Organiser: Loes Ottink (Noldus Information Technology, The Netherlands) and Lucas Noldus (Radboud University, Nijmegen, The Netherlands and Noldus Information Technology, The Netherlands).
Schedule: Friday 17th, 10:00 – 12:10 Meeting Room 7
10:00 – 10:20 Liezl Maree – Multi-view triangulation-enabled annotation for multi-animal 3D pose in SLEAP
Deep learning markerless motion capture via SLEAP (Social LEAP Estimates Animal Poses) enables high-resolution behavioral kinematics measurement for multiple animals, ideal for social behavior studies. However, close-proximity social interactions often cause occlusions, impacting tracking performance. We address this with multi-camera solutions, expanding SLEAP’s 2D pose estimation toward ongoing development of 3D pose estimation capabilities. In this paper, we propose practical multi-view approaches and outline a pipeline for multi-animal 3D pose tracking.
10: 20 – 10:40 Caleb Weinreb – Parsing the sub-second structure of animal behavior with Keypoint-MoSeq
We present keypoint-MoSeq, a machine learning-based platform for unsupervised learning of behavioral modules (“syllables”) from animal pose tracking.
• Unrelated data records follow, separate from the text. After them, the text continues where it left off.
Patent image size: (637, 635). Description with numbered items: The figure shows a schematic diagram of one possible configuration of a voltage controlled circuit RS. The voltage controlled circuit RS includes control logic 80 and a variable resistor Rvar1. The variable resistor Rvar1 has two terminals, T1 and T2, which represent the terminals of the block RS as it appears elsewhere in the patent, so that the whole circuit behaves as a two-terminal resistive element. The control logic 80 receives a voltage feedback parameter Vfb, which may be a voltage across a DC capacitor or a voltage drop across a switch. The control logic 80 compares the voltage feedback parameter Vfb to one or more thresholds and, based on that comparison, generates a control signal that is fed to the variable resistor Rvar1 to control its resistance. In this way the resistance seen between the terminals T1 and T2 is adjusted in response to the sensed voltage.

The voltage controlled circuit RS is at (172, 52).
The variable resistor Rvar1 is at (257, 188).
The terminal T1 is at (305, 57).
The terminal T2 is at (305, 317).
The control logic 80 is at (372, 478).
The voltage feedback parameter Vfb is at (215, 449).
Keypoint-MoSeq outperforms alternative clustering methods at identifying kinematc transitions, at capturing correlations between neural activity and behavior, and at classifying either solitary or social behaviors in accordance with human annotations. Keypoint-MoSeq also generalizes across species and timescales, identifying a spectrum of oscillatory behaviors in fruit flies.
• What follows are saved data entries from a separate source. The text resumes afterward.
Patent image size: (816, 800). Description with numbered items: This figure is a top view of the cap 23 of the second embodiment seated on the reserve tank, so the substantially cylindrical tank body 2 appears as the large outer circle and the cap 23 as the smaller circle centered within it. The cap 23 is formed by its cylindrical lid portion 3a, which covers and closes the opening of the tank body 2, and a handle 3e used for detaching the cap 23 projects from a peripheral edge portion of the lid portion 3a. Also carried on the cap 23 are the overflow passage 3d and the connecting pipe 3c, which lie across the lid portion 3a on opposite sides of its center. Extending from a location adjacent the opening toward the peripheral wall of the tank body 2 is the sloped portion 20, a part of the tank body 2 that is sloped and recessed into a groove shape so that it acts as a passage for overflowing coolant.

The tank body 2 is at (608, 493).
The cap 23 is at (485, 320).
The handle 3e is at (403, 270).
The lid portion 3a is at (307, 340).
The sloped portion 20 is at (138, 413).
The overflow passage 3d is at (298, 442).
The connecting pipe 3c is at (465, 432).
10:40 – 11:00 Timon Daniels – Fast annotation of Rodent Behaviors with AI Assistance: Human Observer and Smart Annotator collaborate through Active Learning
AI-assisted behavior annotation saves time compared to manual annotation. Although automated systems for rodent behavior annotation exist, specific behaviors are still scored by hand. With active learning, we can reduce the annotation effort and tailor the result towards the needs within a research experiment. The results are not equally accurate over behaviors. We present a case of annotating ‘stretched attend’ that benefits from a cascading solution that zooms in on a subset of the data.
BREAK
11:30 – 11:50
Adrian Loy – DeepRod: A human-in-the-loop system for automatic rodent behavior analysis.
We present a human-in-the-loop system for efficient rodent behavior analysis in drug development. Addressing the time-consuming and labor-intensive nature of manual behavior categorization, this UX-optimized platform integrates AI for complex behavior prediction and active learning to identify rare events. The proposed solution leverages a cloud-native data processing pipeline, AI-based novelty behavior recognition and multi-class classification, demonstrating significant improvements in behavior labeling and discovery.
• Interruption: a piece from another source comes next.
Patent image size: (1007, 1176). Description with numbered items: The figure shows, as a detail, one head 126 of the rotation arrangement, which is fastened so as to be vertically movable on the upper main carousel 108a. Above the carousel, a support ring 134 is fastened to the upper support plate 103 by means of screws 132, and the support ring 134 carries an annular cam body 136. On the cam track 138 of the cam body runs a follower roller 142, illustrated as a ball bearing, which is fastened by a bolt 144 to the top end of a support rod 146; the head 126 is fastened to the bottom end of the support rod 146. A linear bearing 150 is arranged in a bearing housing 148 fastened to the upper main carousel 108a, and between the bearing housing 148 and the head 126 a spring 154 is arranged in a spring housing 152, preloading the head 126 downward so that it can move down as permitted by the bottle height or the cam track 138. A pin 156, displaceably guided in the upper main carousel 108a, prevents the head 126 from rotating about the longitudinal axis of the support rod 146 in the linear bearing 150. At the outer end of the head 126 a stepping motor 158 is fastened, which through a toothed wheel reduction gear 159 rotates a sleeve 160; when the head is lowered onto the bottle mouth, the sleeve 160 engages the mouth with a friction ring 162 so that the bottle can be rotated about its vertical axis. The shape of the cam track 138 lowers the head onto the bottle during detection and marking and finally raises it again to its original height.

11:50 – 12:10 Vivek Kumar – End-to-end behavior annotation pipeline for mouse behavior annotation.
Developments in computer-vision have greatly advanced automated behavior annotation. An integrated hardware and software solution is necessary to facilitate the adoption of these advances, particularly for non-computational labs. Here, we present our integrated rodent phenotyping platform, JAX Animal Behavior System (JABS), to the community for data acquisition, machine learning-based behavior annotation and classification, classifier sharing, and genetic analysis. This open-source tool is an ecosystem that reduces the barrier to entry into this new field.
Description:
As advances in AI development and deployment are rapidly evolving, the implementations in behavioral neuroscience are increasing as well. Behavioral research in laboratory animals such as rodents, flies and zebrafish has benefited a lot from developments in machine learning and computer vision algorithms and models and their performance. Accurate analysis of behavior is important in research areas such as neuroscience, psychology and pharmacology. It is essential in for instance preclinical research to investigate treatment efficacy in animal models for diseases and disorders, and for other advancements in biomedical and genetic research. Nevertheless, robust video tracking, pose estimation and automatic recognition of complex behaviors, especially in group settings, still remain challenges that the field is confronted with.
Robust video tracking and pose estimation are prerequisites for accurate behavior recognition in laboratory animals, especially in social and other complex behaviors, and in semi-natural environments or cages with occluding objects. Deep learning algorithms and computer vision are being deployed for body point detection, pose estimation and tracking over time, and subsequently, AI models are trained to recognize behaviors from this data. Automating tracking and behavior recognition reduces the role of human labeling of behavior in videos, making it less time-consuming. Furthermore, it decreases variation between researchers and in annotations of ambiguous behaviors, leading to more reliable results. These methods face challenges when involving for instance semi-natural environments or situations with a lot of social interaction. However, with the rapid rise of AI, machine learning methods for overcoming such challenges are advancing as well.
This symposium addresses challenges in video tracking, pose estimation and behavior recognition in laboratory animals. It presents AI and computer vision developments of the past couple of years and promising advances in the near future, focusing on machine learning methods and implementations for behavioral researchers.